GPs hit by tax changes

One of the biggest talking points with higher earning clients working in the NHS has been the Government’s tax charges on pensions.

The NHS Pension Scheme has undergone quite drastic changes in recent times.

The annual cap on how much pension pots can increase by, tax-free, has been set at £40,000 since 2016.

GPs and consultants are therefore hit with tax if they attempt to grow their pension savings by more than this in one year.

Alongside this, the Government brought in new rules regarding the amount of tax-free pension benefits that can be built up over a lifetime – cutting the limit from £1.25million to £1million.

Then there were changes to the amount of tax relief on pension benefits that the highest earners could gain. It means the tax-free limit was cut to as low as £10,000 for those earning the most.

The upshot of the changes was a growing number of the highest earning medics saw no reason to carry on working until retirement age, while others opted to reduce their clinical hours to avoid the pension charges.

It seems that the Government has listened and is proposing new reforms aimed at trying to stem the tide of retiring GPs.

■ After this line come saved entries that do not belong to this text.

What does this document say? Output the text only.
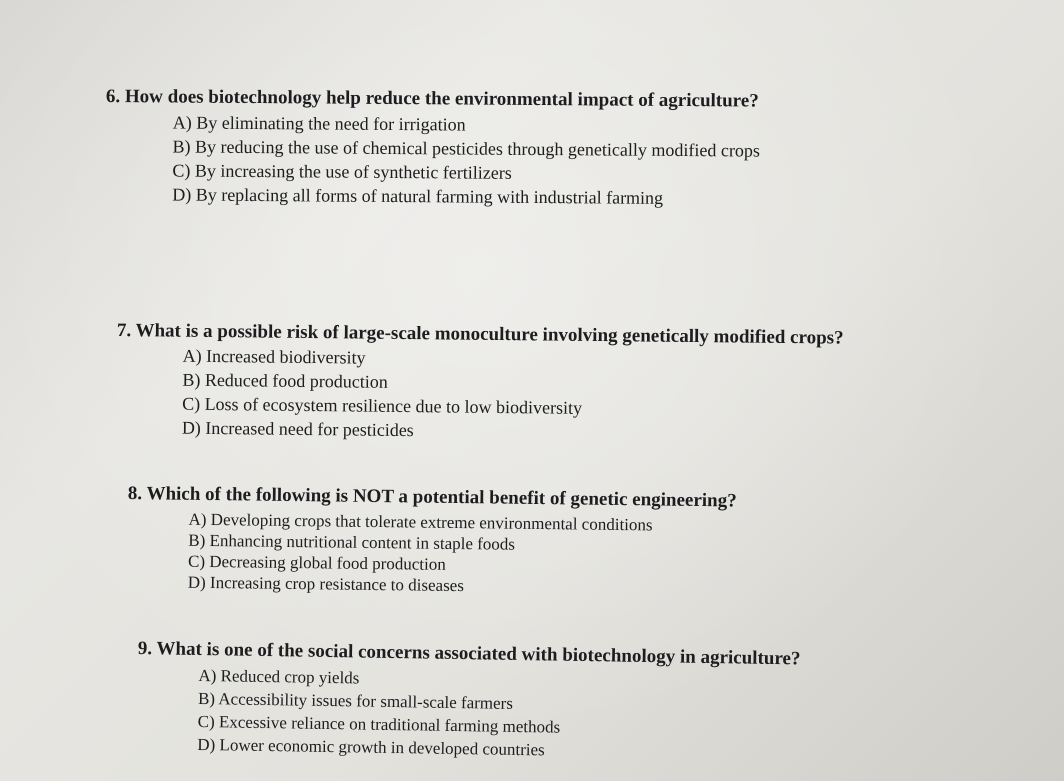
6. How does biotechnology help reduce the environmental impact of agriculture?

A) By eliminating the need for irrigation
B) By reducing the use of chemical pesticides through genetically modified crops
C) By increasing the use of synthetic fertilizers
D) By replacing all forms of natural farming with industrial farming

7. What is a possible risk of large-scale monoculture involving genetically modified crops?

A) Increased biodiversity
B) Reduced food production
C) Loss of ecosystem resilience due to low biodiversity
D) Increased need for pesticides

8. Which of the following is NOT a potential benefit of genetic engineering?

A) Developing crops that tolerate extreme environmental conditions
B) Enhancing nutritional content in staple foods
C) Decreasing global food production
D) Increasing crop resistance to diseases

9. What is one of the social concerns associated with biotechnology in agriculture?

A) Reduced crop yields
B) Accessibility issues for small-scale farmers
C) Excessive reliance on traditional farming methods
D) Lower economic growth in developed countries
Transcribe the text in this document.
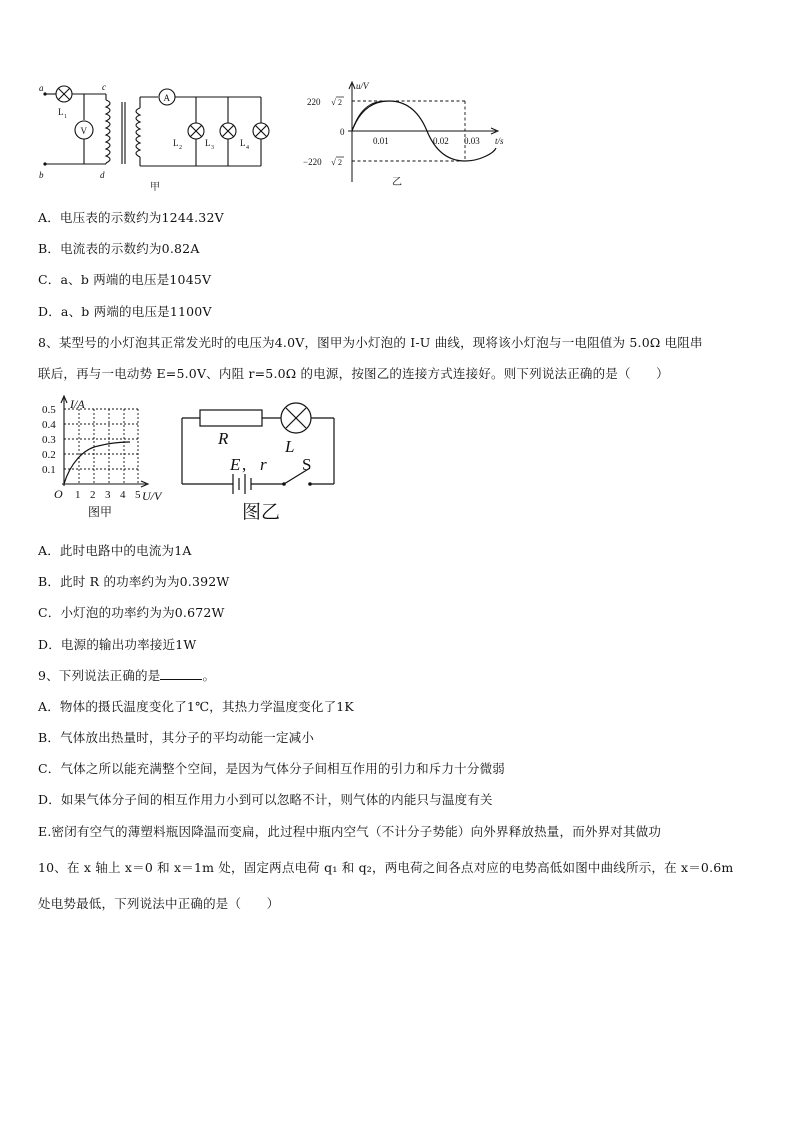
a
b
c
d
L 1
V
A
L 2	L 3	L 4
甲
u/V
220 √ 2
−220 √ 2
0
0.01	0.02 0.03 t/s
乙
A．电压表的示数约为1244.32V
B．电流表的示数约为0.82A
C．a、b 两端的电压是1045V
D．a、b 两端的电压是1100V
8、某型号的小灯泡其正常发光时的电压为4.0V，图甲为小灯泡的 I-U 曲线，现将该小灯泡与一电阻值为 5.0Ω 电阻串
联后，再与一电动势 E=5.0V、内阻 r=5.0Ω 的电源，按图乙的连接方式连接好。则下列说法正确的是（　　）
I/A
0.5
0.4
0.3
0.2
0.1
O 1 2 3 4 5 U/V
图甲
R	L
E , r S
图乙
A．此时电路中的电流为1A
B．此时 R 的功率约为为0.392W
C．小灯泡的功率约为为0.672W
D．电源的输出功率接近1W
9、下列说法正确的是	。
A．物体的摄氏温度变化了1℃，其热力学温度变化了1K
B．气体放出热量时，其分子的平均动能一定减小
C．气体之所以能充满整个空间，是因为气体分子间相互作用的引力和斥力十分微弱
D．如果气体分子间的相互作用力小到可以忽略不计，则气体的内能只与温度有关
E.密闭有空气的薄塑料瓶因降温而变扁，此过程中瓶内空气（不计分子势能）向外界释放热量，而外界对其做功
10、在 x 轴上 x＝0 和 x＝1m 处，固定两点电荷 q₁ 和 q₂，两电荷之间各点对应的电势高低如图中曲线所示，在 x＝0.6m
处电势最低，下列说法中正确的是（　　）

The thrust of the reforms focus on allowing NHS employees the chance to build their pension pots more gradually, thereby avoiding charges.

Currently, there is no flexibility with the highest earners required to pay 14.5 per cent of salary.

The immediate reaction from GPs has been somewhat underwhelming with one GP saying: “You will take a bit more home at the end of each month by avoiding tax bills – but your pension is halved. That doesn’t seem very generous or like a way of encouraging me to work harder.”